G.K. Chesterton once said that popular misconceptions are almost always right, and the public mis-perception of Messiah is a good case in point. Most people think of it as a Christmas concert that ends with the Hallelujah chorus. But it is not primarily about the Nativity of Christ, and the Hallelujah chorus company only signals the end of part II, while the true conclusion is “Worthy is the Lamb, Amen,” which comes after another dozen numbers, some of them quite long.

So why do people think of Hallelujah as the end of the Messiah? Certainly it is a memorable moment, so climactic that anything which follows it is in danger of being rendered anti-climactic. Handel is so judicious and understated in his deployment of major orchestral force that by the time he unleashes the torrential outpouring of the Hallelujah chorus, his intent is to blow the audience away; which he does.

But there may be another reason people think of Hallelujah as the end of Messiah: this might be where the audience’s attention span is finally stretched to its breaking point. It might just be that this oratorio is too long. I used to blame my own modern short attention span, and tell myself that back in the good old days before television, people sat through three hours of oratorio without flinching or yawning once. That may be, but now I’ve seen most of Messiah performed over a dozen times, and have listened to recordings of the whole thing hundreds of times, and I think that after blaming myself I might have some blame left over for the artist. No matter how great a piece of art is, it needs to be of a scale that can be appreciated by a human audience. There are notes above the human range of hearing, but composers shouldn’t use them unless they’re performing for dogs.
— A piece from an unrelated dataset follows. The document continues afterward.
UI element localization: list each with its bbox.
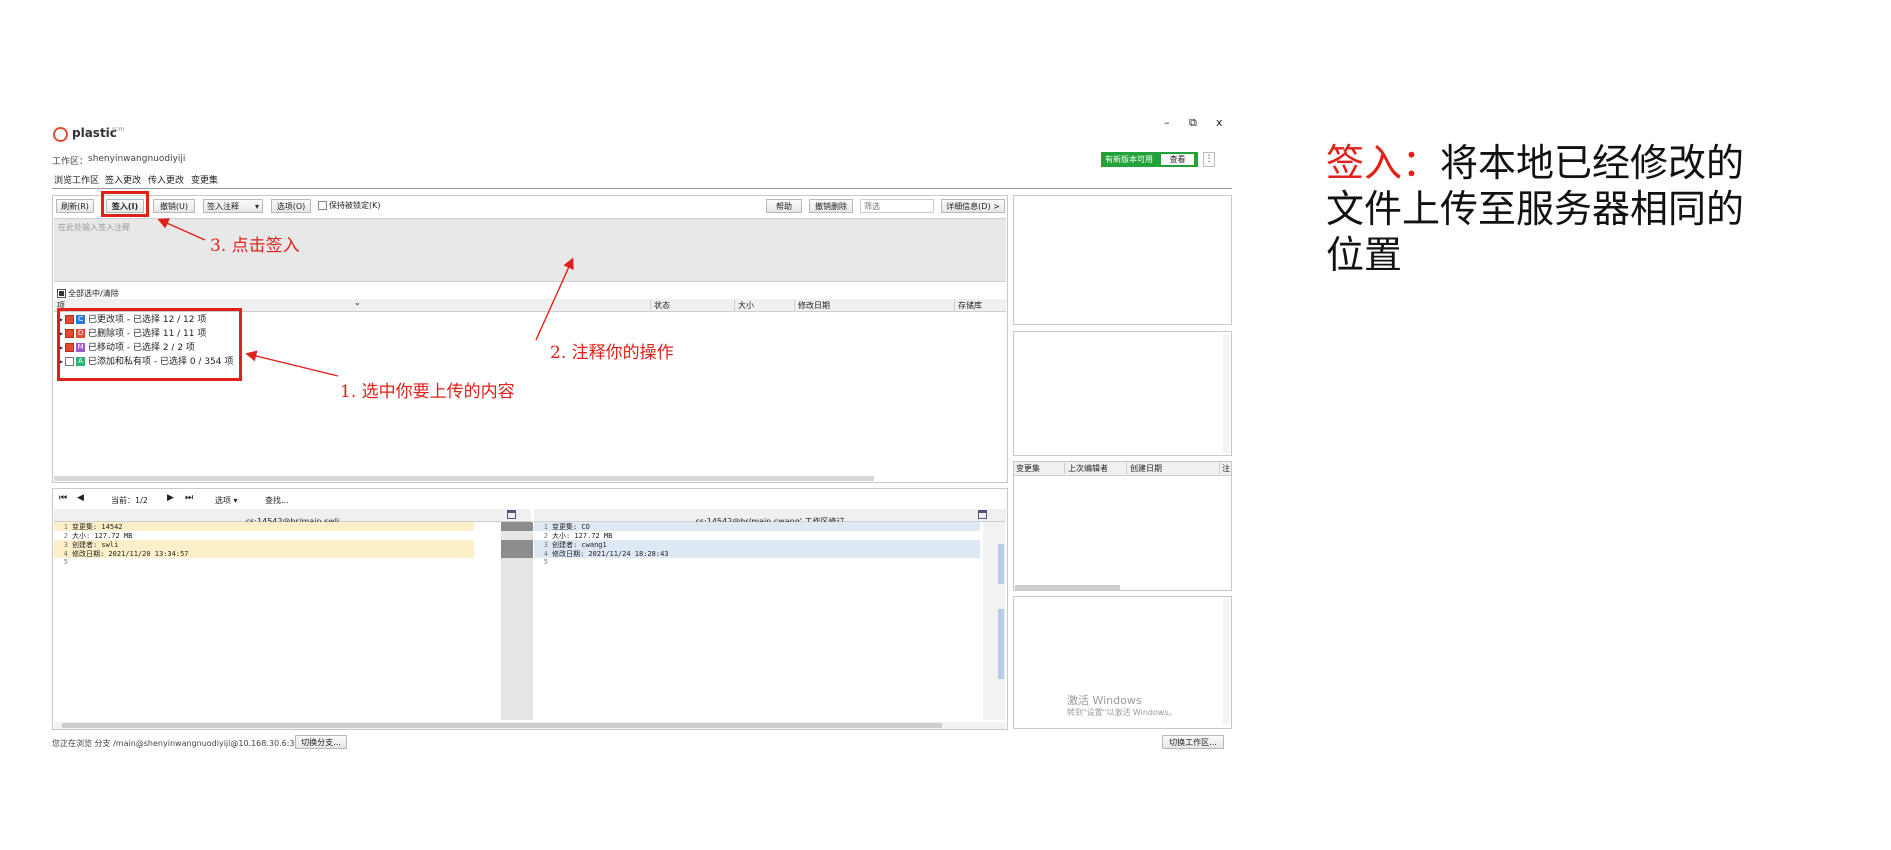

Similarly, there are very few numbers I could imagine omitting from Messiah, but the total composition is too big to keep in your mind all at once. I think the same might be true of Michelangelo’s Sistine chapel ceiling, which wants it both ways at once: it asks to be seen all at a single glance, but it covers too much surface area for the human eye to take it in at a glance and keep the details in meaningful relations. Messiah might be a bit like that, giving a partial truth to the popular misconception that it ends with the Hallelujah chorus.

And perhaps the misconception that Messiah is uniquely Christmas music also contains some truth. It is of course false: Messiah covers a vast tract of salvation history, sweeping across the old covenant landscape, over advent, through the healing ministry of Christ, his death, resurrection, ascension, and enthronement, and on through the age of the church’s gospel proclamation to the ends of the earth, to the final eschatological triumph of our God and of his Christ in which the redeemed rise from the dead and sing all together, Worthy is the lamb. Why, in light of this long sweep from Isaiah to Revelation, do people remember only the Christmas section, forgetting everything from Behold the Lamb to Worthy is the Lamb?

For one thing, the advent and nativity sections, which are among the most striking and memorable portions of Messiah, have also the great advantage of occurring early in the evening, when your attention is still sharp and your bottom is not sore. The pastoral scene of shepherds and angels is also the part of the text which most nearly approaches direct narration of an event from salvation history. You could almost film that section, and it provides a concreteness, a geographical distinctness, and a specificity of mental image which is crucial for the rest of the work. It makes you think of sheep. And then section two begins with Behold the Lamb, moves through All we like Sheep have gone astray, and part three ends with Worthy is the Lamb, or as the librettist of the piece, Jennens, summarizes, “the glorification of the Messianic victim.” He came to accomplish a costly redemption; the incarnation is ordered to the passion; thus the Bible teaches and the church confesses as it always has.

In the words of Revelation 5:13 and Handel’s Messiah, Amen.